Temperature measurements can be just about as precise as you wish them to be, if you get a sophisticated enough measuring device. They are certainly NOT “always read as whole numbers.” Even commonly available mercury or alcohol thermometer are available with 0.1 deg C gradations.

As for the rest of your post: what? :confused:

I’ve wondered this problem for ages, and this seems like the right place to ask:

Suppose on one particular day, 40% of the people like the President, and 60% do not like him. Then, more people start liking him. Which poll results would lead you to say that “He is twice as popular as before.”

Would it be:

A) 80% for, 20% against, because twice as many people like him; or
B) 70% for, 30% against, because half as many people dislike him; or
C) Perhaps there is a different way to calculate it.

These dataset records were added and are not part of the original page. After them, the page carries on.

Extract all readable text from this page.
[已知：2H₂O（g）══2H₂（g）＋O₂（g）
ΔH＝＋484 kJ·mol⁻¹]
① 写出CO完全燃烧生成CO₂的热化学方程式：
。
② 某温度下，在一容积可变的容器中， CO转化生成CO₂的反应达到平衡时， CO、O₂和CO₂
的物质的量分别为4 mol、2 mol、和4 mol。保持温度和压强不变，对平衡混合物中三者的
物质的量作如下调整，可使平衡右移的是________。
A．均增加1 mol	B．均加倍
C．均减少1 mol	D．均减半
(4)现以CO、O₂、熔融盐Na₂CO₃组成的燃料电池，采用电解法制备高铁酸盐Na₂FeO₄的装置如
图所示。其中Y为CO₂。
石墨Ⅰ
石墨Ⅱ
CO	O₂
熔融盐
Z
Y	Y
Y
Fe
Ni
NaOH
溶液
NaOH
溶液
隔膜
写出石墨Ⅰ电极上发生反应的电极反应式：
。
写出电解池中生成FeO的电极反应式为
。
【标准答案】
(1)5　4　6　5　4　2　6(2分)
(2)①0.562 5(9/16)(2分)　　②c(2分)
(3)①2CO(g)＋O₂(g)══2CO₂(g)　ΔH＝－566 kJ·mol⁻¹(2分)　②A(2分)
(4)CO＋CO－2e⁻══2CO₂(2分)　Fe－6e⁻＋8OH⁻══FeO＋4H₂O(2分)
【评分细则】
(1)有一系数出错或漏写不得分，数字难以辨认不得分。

It bothers me that A and B are such very different situations: In A, it is a 4 to 1 ratio, but in B it is merely 2.33 to 1.

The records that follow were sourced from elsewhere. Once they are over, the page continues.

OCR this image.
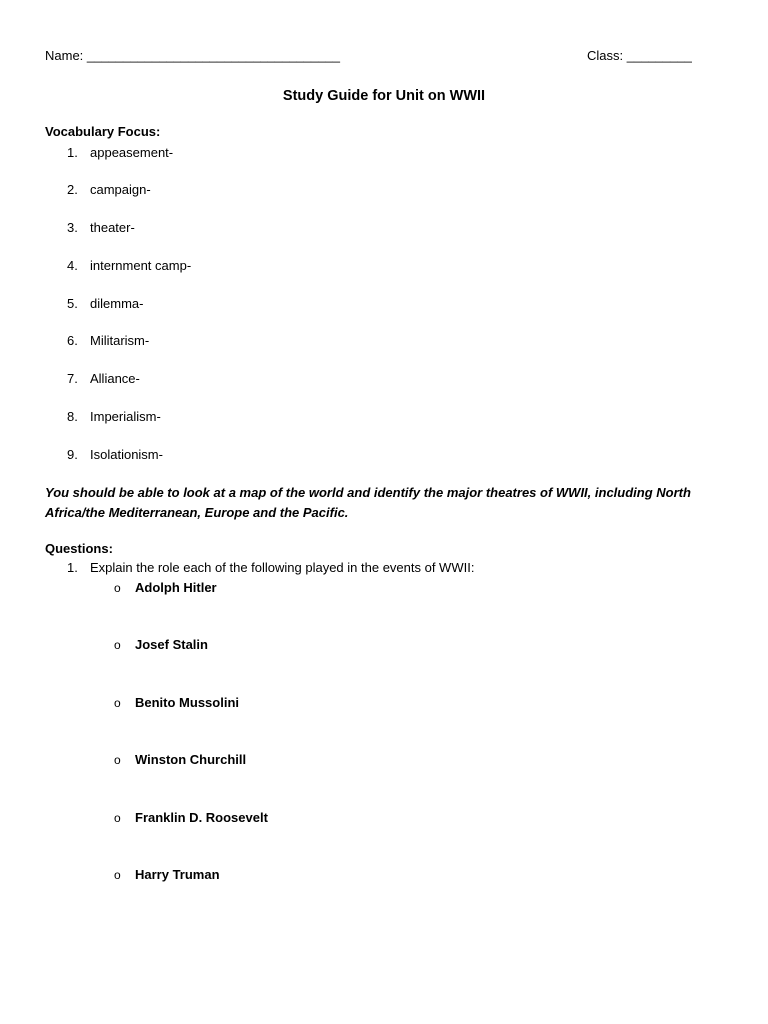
Name: ___________________________________	Class: _________
Study Guide for Unit on WWII
Vocabulary Focus:
1. appeasement-
2. campaign-
3. theater-
4. internment camp-
5. dilemma-
6. Militarism-
7. Alliance-
8. Imperialism-
9. Isolationism-
You should be able to look at a map of the world and identify the major theatres of WWII, including North Africa/the Mediterranean, Europe and the Pacific.
Questions:
1. Explain the role each of the following played in the events of WWII:
o Adolph Hitler
o Josef Stalin
o Benito Mussolini
o Winston Churchill
o Franklin D. Roosevelt
o Harry Truman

You are asking a quantitative question about a concept (“cold”) that cannot be quantified. (“Temperature,” on the other hand, can be quantified.)

For that matter, how do you quantify how cold you feel? You mention that “our bodies feel cold relative to our body temperature,” but body temperature is not equal to ambient temperature unless you are dead. The rate of heat loss from your body depends not only on ambient temperature, but also on the clothing you are wearing, wind speed, if you are immersed in water, etc. Indeed, a person nearing death from hypothermia may not feel cold at all!

temperature perception

The “neutral temparature” for humans is between 40 and 36 degrees celsius.

When the skin gets colder than 18 degrees, pain, not cold, is experienced. “Cold” applies thus to the range 36-18 degrees.
People can discriminate around a 2% change is temperature (0.36 degrees). If we take this as our unit, then there are 36-18/0.36 = 50 "cold"steps. Now, it depends on how warm your skin is at 0 degrees, but with these numbers you can define “half as cold”, couldn’t you?
Say you skins temperature is 34 at zero degrees (-2 steps on the cold scale) in order to get to -4 steps, your skin needs to be 0.72 degrees cooler. How you want to achieve that, is entirely up to you (turn down the heating, undress, use a fan)

Someone help me out here, but I seem to remember something from high school chemistry that the time for a chemical reaction increases by ‘x’ percent for every 10 degrees centigrade increase in temperature.

Am I making up scientific principles in my head again?

Going with Goodbeem’s 40-36C ambient temperature, I arbitrarily assign the standard at 38C. A given time period’s average temperature at a given location will be algebraically compared with the standard of 38C to determine whether the time period is cold or warm. To properly use the term “twice as cold,” the speaker will need to reference a time period that can be assigned the label “cold,” using that standard, then determine that the time period under discussion deviates twice as far from the standard as does the reference. Example:

The daylight hours on the plaza in front of City Hall in Santa Ana California recorded an average temperature of 25C.

38C - 25C = 13C

13C X 2 = 26C

38C - 26C = 12C

The time during the night that the temperature drops to 12C is the time that we can meaningfully say that the plaza in front of City Hall in Santa Ana, California is “twice as cold” as during the daytime.

Alternatively, the location that records an average daylight temperature of 12C during the same time as Santa Ana records 25C will be meaningfully described as “twice as cold.”

I hope this method proves useful to some of you. For me, it is useful as a tool for confirming me in my attitude that the phrase “twice as cold” is an unhelpful usage that should be avoided as much as possible.

Ravenman, you’re not hallucinating (well, at least on the chemical reactions increasing with temperature, anyway. )

It’s a decent rule of thumb kind of thing, but chemical reaction rates more or less double for every 10 degree celcius rise in temperature. So that’s 100% increase for a 10 degree rise or 50% decrease for a 10 degree drop. That 's cumulative, of course, so a 30 degree drop in temp means the reaction is (1/21/21/2) one eighth as fast.